Negara seharusnya mengetahui bahkan memberi solusi atas kesulitan yang dialami oleh rakyatnya. Negara juga wajib memberikan jaminan kehidupan yang layak, memfasilitasi setiap rakyatnya untuk mendapatkan pekerjaan. Negara pun harus memberikan sanksi dan hukuman yang tegas bagi setiap pelaku kriminal. Sanksi sesuai dengan aturan yang telah ditetapkan oleh Sang Pencipta, Allah Swt. Sanksi yang mampu menimbulkan efek jera bagi orang lain agar tidak mengikuti perbuatan yang sama
Berdasarkan hukum Islam bahwa pelaku pembunuhan wajib dikenai hukum qishaas, yakni balasan yang setimpal. Pembunuh wajib dibunuh lagi (dihukum mati). Allah Swt berfirman :
“Wahai orang orang yang beriman ! Telah diwajibkan atas kalian hukum qishaash berkenaan dengan orang-orang yang dibunuh." (TQS Al Baqarah 178)
Islam Mampu Memelihara Jiwa Manusia
Negara, termasuk aparat keamanan di dalamnya wajib melindungi dan memberikan rasa aman bagi rakyatnya. Seorang pemimpin berkewajiban membantu masyarakat dalam hal kebaikan, melindungi hak hak mereka, mencegah kemungkaran, sebab ia akan dimintai pertanggung jawabannya di hadapan Allah Swt. Seperti sabda Rasulullah :
"Seorang pemimpin (kepala negara) adalah pengurus rakyat dan dia bertanggung jawab atas rakyat yang dia urus." (HR Bukhari dan Muslim)
Walhasil, hanya dengan Islamlah pemimpin sebagai pengurus rakyat bisa diwujudkan. Pemimpin yang melaksanakan hukum-hukum yang telah ditetapkan Allah Swt. yaitu syariat Islam. Dengan diterapkannya aturan tersebut, pastinya tanggung jawab pemimpin dalam mengurusi rakyat akan dengan mudah dilakukan. Bukan hanya menjaga jiwa manusia, namun juga pemimpin yang mampu menyelesaikan seluruh problematika kehidupan yang terjadi di tengah masyarakat. Pemimpin yang akan menerapkan sanksi tegas bagi pelaku pelanggaran hukum.

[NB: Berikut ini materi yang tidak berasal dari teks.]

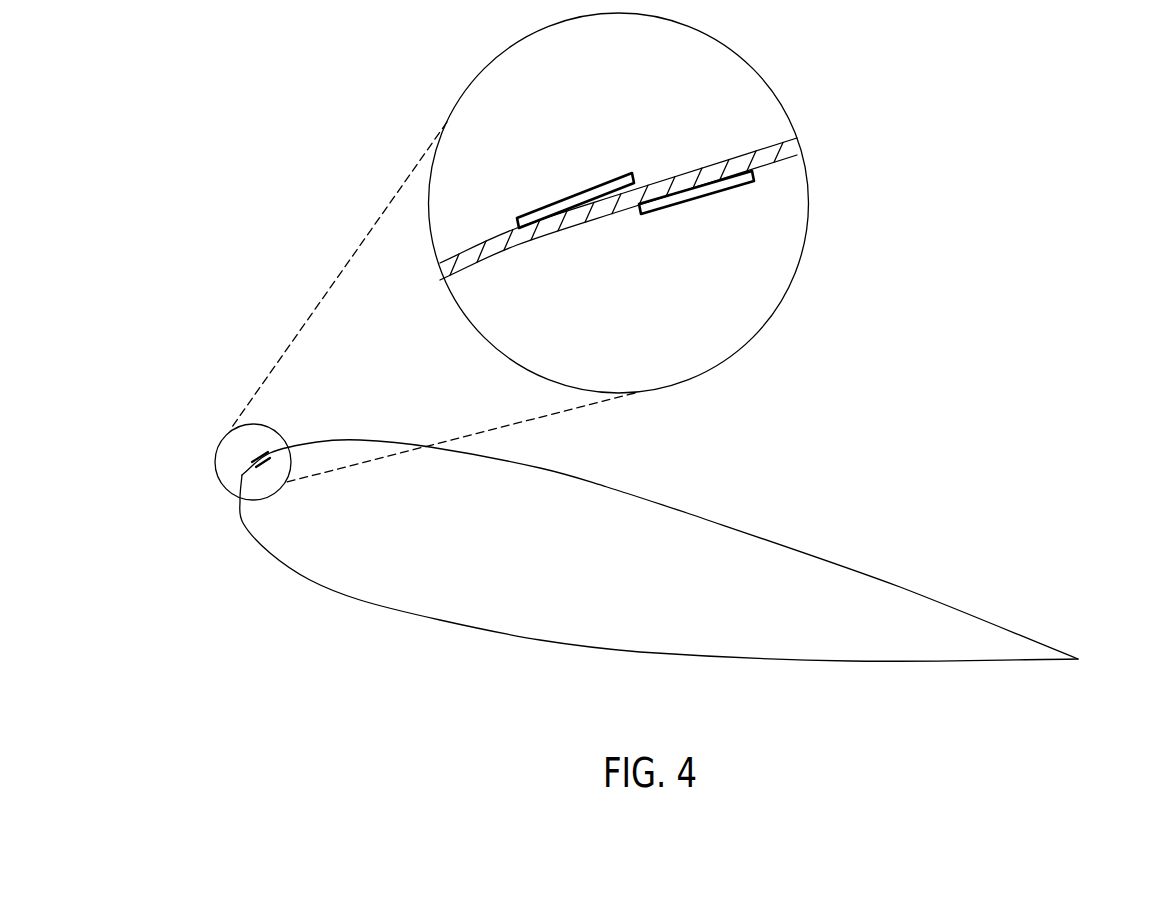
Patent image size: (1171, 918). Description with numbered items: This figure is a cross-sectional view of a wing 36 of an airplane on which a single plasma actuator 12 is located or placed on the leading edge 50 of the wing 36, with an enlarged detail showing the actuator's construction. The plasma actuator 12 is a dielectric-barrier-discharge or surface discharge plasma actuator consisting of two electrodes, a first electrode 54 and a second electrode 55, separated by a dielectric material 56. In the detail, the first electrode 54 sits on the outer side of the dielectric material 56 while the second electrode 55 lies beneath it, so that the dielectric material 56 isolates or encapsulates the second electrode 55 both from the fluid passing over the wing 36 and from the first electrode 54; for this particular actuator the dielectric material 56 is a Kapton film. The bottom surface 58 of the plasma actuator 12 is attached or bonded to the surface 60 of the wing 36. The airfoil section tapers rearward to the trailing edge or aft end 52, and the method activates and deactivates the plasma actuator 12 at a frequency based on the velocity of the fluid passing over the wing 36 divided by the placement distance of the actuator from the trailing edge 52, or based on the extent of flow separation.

The plasma actuator 12 is at (242, 476).
The wing 36 is at (667, 543).
The leading edge 50 is at (240, 512).
The trailing edge or aft end 52 is at (1080, 658).
The first electrode 54 is at (584, 192).
The second electrode 55 is at (710, 188).
The dielectric material 56 is at (690, 178).
The bottom surface 58 is at (662, 203).
The surface 60 is at (610, 488).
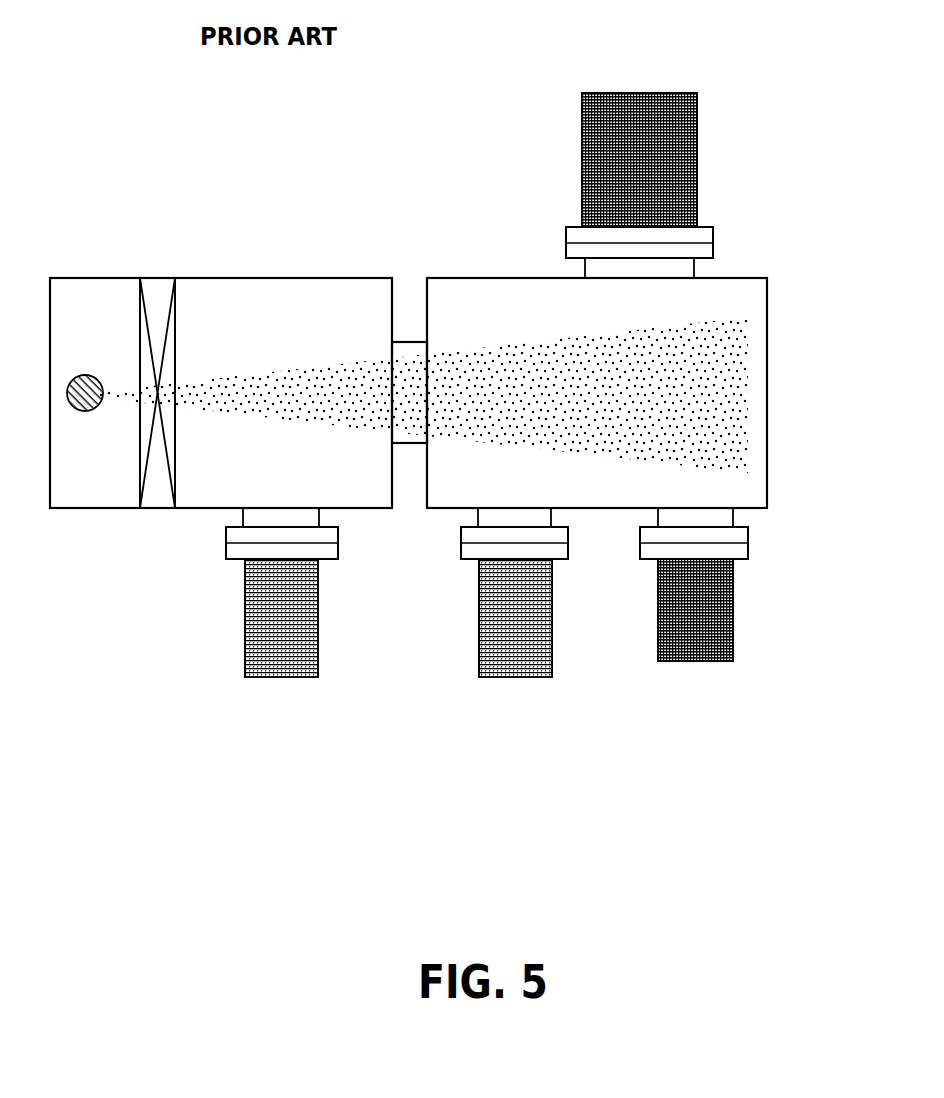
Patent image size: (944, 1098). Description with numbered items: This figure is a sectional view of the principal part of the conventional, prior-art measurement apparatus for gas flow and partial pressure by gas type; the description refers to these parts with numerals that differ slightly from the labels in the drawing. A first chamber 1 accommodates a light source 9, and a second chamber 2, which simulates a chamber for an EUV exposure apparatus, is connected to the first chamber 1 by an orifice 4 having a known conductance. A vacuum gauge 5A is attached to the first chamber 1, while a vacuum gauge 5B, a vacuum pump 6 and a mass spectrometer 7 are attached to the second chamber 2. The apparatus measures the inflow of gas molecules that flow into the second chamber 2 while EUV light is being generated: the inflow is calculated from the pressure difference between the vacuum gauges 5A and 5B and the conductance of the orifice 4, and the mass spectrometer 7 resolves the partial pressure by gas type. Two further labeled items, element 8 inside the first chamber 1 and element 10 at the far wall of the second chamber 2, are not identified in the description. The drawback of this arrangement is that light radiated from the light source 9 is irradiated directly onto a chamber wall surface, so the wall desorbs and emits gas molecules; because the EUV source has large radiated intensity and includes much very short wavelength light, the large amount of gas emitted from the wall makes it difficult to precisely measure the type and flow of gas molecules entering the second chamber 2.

Selain itu, pemimpin dalam negara khilafah wajib memelihara dan menjaga akidah setiap rakyatnya, agar keimanan individu selalu terjaga, sehingga akan terbentuk ketakwaan dan kontrol masyarakat. Terbentuk juga nilai nilai luhur kemanusiaan hingga dapat mengontrol emosional dan melatih kesabaran. Dengan begitu, seseorang tidak akan dengan mudah melakukan tindakan kriminal, apalagi sampai menghilangkan nyawa seseorang. Karena itu, hanya Daulah Khilafahlah satu-satunya yang mampu menjamin dan melindungi jiwa manusia, melalui penerapan syariat islam secara kafah.